Certo non mancano le “delusioni” per gli inciampi (Jacopo) e gli stati di abbattimento legati soprattutto al contesto pandemico (Federico: “non ero molto in vena di fare qualcosa”). Davide sottolinea il senso di responsabilità, di “serietà”, individuale e collettiva, nello svolgimento del compito. Sara pone l’accento sugli effetti relazionali del progetto, che ha saputo “consolidare l’amicizia che si stava man mano sgretolando nella triste solitudine della clausura”. Alice F. si rivolge direttamente a me: “non credo che lei possa capire il senso di libertà, di sollievo che ho provato”. Conclude Beatrice: “ho considerato questa attività quasi come un’esperienza di vita”; anche se “con il rammarico di non esserci mai potuti incontrare per “mangiare una mela tutti insieme seduti in cerchio”, come ben ricordo che disse Viviana durante il primo incontro!” (Mirko).

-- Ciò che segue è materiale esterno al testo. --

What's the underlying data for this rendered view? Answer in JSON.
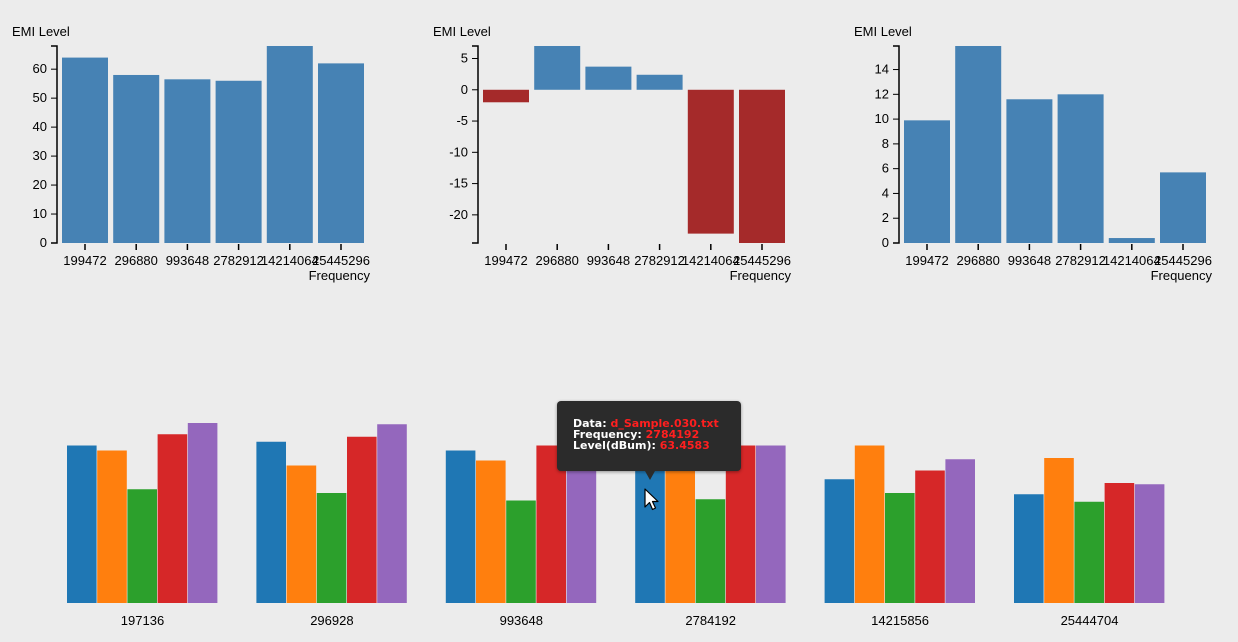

Verrebbe da pensare che Prendere corpo, in quanto esperienza integralmente digitale, non abbia titolo di dire qualcosa in merito al corpo, e alla sua relazione con l’ambito educativo.
Nei loro interventi finali, Giulia Grechi ha parlato di “una camminata in cui ci siamo persi”; Viviana Gravano dell’esigenza di “liberare la parola” di studenti e studentesse, e dar loro “licenza poetica”; e Salvo Lombardo di “reciprocità” e “desiderio di porci delle domande insieme”.
Ecco, a me, alla fine di questo percorso, sembra di intravedere questo: che qui vi sia stata una strategia di educazione all’opacità (di contro alla trasparenza di cui sopra). Un invito a oltrepassare una soglia e a perdersi. Affinché lì, nell’incertezza, si potessero riattivare i sensi. Decidere quali stimoli fossero significativi, e in che direzione provare a muoversi. In questo senso, anche se non siamo stat_ in uno spazio pubblico, e non abbiamo danzato, il nostro corpo, nei suoi aspetti sensori e motori, si è attivato. Lo abbiamo preso. E non individualmente, ma collettivamente. Proprio grazie alla relazione, a quella tensione dialogica che sfondava la parete dello schermo. E questo è stato vero per tutt_ – studenti, studentesse, guide, insegnante. Tutt_ siamo entrat_ in questa opacità: nessuno conosceva la strada. Che poi non era una e convergente, ma tante, divergenti e ugualmente valide. Di qui la reciprocità tra persone che hanno posizioni, saperi e storie diverse, ma ognuna un’intrinseca validità. Di qui la possibilità di una parola rinnovata e rinnovante; e vera, in quanto radicata nell’esperienza del corpo.
Alessandro Tollari (Torino, 1988) è professore di Lettere presso il Liceo scientifico dell’I.I.S. Amaldi-Sraffa di Orbassano (To). Esperto di linguistica, di pratiche di scrittura e didattica dell’italiano a stranieri, collabora con Loescher editore. Si definisce studioso di arti performative (interesse maturato soprattutto grazie alla Lavanderia a Vapore di Collegno e alla Societas Raffaello Sanzio), con una particolare attenzione alle loro intersezioni con l’ambito educativo-didattico.